Police have managed to recover the bodies of 47 Kenyans who are believed to have starved themselves to death on the guidance of a fundamentalist Kenyan religious sect priest, Paul Makenzie Nthenge, near the country’s coastal city of Malindi.
Religious leader Paul Makenzie Nthenge has already been arrested and he is going to be brought to court, according to local media. The police in the country believe that Paul Makenzie Nthenge has preached to the devotees of his sect that they can meet Jesus Christ by starving, and according to that sermon, a significant number of his followers may have starved to death.
The arrested priest Paul Makenzie Nthenge has named three forest villages as Nazareth, Bethlehem and Judea and told his followers to fast in them, according to the country’s media.

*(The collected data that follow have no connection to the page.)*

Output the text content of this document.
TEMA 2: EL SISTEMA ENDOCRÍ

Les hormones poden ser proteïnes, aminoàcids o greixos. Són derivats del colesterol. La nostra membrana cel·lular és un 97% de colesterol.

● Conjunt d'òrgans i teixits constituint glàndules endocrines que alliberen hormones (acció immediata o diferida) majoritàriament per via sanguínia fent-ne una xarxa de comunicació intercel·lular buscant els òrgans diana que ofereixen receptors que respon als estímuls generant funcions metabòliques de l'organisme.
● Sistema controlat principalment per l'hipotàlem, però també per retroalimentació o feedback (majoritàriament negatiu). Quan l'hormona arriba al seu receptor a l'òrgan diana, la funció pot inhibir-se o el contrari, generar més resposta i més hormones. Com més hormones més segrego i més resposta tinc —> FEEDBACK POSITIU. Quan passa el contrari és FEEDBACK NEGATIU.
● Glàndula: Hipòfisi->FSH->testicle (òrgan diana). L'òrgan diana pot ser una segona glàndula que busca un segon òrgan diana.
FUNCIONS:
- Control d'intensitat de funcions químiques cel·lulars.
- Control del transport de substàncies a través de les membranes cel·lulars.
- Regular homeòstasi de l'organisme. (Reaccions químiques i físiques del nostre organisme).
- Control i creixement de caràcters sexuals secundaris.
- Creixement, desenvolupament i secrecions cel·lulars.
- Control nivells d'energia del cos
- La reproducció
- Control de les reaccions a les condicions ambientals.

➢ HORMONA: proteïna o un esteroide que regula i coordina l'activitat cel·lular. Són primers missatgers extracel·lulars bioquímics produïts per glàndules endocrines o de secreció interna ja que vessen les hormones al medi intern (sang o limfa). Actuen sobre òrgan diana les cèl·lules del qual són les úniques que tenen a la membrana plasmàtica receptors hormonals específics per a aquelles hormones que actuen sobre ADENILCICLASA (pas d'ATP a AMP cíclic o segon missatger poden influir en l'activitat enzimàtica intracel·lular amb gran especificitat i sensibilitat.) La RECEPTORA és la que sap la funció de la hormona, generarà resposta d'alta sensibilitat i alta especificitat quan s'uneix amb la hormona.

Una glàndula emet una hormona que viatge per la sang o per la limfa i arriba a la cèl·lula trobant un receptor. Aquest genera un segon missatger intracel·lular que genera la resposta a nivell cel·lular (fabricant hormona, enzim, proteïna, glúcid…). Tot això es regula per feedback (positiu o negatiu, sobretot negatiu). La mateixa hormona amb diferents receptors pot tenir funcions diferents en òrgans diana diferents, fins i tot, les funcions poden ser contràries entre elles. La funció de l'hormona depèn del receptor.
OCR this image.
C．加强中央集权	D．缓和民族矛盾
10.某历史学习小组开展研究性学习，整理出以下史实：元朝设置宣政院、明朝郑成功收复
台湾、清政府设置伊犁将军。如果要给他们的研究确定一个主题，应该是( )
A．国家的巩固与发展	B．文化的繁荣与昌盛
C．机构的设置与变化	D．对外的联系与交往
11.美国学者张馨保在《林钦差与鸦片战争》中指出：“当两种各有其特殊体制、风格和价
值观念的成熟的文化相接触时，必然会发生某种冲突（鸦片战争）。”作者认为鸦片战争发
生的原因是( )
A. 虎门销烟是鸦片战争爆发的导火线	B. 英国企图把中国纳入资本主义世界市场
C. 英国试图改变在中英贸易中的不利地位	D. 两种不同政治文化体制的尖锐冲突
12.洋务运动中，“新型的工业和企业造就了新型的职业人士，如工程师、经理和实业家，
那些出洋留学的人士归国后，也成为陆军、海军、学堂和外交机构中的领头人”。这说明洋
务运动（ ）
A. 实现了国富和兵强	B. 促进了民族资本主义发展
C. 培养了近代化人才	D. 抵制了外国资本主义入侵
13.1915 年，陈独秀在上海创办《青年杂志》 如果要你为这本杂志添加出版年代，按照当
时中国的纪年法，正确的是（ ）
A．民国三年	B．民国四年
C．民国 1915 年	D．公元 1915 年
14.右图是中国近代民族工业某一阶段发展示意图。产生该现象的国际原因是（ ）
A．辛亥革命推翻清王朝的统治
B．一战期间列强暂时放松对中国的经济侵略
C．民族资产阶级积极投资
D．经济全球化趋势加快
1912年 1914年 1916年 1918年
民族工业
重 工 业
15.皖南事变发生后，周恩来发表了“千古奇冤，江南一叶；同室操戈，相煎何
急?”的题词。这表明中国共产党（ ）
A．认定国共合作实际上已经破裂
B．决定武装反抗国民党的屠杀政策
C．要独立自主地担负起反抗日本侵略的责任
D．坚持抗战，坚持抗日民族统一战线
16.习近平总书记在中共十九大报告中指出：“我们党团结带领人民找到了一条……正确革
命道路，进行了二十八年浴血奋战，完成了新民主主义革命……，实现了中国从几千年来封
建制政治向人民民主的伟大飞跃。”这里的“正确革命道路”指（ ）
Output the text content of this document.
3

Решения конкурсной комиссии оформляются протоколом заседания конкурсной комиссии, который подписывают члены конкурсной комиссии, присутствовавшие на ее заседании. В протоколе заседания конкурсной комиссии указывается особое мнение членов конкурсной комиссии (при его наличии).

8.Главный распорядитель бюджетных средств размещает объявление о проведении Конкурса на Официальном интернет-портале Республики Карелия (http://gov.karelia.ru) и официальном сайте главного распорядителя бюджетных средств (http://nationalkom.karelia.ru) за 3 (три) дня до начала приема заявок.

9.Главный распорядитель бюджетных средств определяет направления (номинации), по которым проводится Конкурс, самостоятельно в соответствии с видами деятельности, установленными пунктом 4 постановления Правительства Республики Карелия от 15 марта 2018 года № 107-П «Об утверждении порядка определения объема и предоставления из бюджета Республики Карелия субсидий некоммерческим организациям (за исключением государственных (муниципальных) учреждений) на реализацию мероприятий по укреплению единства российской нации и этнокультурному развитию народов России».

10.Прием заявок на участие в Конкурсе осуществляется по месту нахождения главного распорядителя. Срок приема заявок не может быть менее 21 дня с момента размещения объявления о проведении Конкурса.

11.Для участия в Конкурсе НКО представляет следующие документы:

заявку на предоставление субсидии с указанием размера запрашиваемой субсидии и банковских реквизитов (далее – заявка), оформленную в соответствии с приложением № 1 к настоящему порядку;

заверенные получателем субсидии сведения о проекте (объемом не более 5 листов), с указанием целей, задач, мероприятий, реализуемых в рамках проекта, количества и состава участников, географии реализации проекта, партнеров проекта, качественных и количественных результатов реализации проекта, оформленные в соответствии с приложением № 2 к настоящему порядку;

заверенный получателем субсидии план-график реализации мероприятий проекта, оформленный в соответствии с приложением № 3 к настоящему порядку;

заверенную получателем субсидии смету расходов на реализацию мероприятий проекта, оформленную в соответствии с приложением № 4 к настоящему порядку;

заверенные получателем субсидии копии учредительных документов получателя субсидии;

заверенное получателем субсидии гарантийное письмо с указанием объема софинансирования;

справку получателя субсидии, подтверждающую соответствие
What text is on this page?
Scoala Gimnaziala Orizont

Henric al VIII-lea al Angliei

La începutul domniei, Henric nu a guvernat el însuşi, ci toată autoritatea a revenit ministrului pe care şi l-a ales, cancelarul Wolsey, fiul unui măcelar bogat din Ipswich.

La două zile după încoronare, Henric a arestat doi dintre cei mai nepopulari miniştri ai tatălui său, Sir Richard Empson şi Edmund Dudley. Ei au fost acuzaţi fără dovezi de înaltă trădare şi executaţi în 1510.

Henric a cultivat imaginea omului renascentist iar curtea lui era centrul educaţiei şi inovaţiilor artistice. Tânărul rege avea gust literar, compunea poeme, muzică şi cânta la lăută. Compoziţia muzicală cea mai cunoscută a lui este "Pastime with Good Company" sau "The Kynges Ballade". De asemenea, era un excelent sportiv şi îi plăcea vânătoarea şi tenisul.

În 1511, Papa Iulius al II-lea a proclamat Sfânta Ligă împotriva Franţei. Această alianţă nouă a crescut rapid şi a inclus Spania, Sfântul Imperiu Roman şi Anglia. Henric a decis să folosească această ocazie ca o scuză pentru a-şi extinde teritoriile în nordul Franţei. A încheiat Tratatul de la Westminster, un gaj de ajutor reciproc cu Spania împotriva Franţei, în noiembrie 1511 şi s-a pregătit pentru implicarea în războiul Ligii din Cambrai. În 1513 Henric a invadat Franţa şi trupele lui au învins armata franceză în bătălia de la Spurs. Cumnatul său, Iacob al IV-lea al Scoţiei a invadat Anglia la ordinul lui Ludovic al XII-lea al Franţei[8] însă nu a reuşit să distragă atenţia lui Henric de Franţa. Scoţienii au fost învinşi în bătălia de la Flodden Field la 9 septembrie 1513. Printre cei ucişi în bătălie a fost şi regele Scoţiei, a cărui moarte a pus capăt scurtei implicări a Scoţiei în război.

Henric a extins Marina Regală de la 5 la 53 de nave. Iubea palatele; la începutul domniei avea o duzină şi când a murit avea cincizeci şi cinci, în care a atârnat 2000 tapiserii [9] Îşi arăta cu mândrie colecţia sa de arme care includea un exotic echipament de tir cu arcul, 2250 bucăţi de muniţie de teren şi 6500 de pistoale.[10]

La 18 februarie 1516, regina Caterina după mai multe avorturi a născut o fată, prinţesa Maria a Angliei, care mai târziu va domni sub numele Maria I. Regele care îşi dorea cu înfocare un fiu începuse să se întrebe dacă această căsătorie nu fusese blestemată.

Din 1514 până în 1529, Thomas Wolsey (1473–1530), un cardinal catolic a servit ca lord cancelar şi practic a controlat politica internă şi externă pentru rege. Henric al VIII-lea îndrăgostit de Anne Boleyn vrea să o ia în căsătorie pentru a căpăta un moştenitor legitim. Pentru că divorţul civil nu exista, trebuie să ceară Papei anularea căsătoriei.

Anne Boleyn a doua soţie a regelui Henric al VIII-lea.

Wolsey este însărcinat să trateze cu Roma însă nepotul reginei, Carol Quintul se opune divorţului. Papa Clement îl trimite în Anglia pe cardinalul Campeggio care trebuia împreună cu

The BBC reports that the bodies of people who died fasting in this way are buried in shallow pits in the Shakahola forest, and there are cases where all family members are buried in one pit. The police say that more mass graves may be found in the near future as excavation work is going on. Home Affairs Minister Kithure Kindiki told the BBC that the 800-acre Shakahola Forest has already been designated as a crime scene and heavily guarded.
About 15 devotees who were in hell until they met Jesus were recently rescued by the intervention of another religious sect and at the same time the country’s attention was drawn to this.
DNA samples from the bodies will be used to determine whether the victims died of starvation, according to Kenyan daily, The Standard.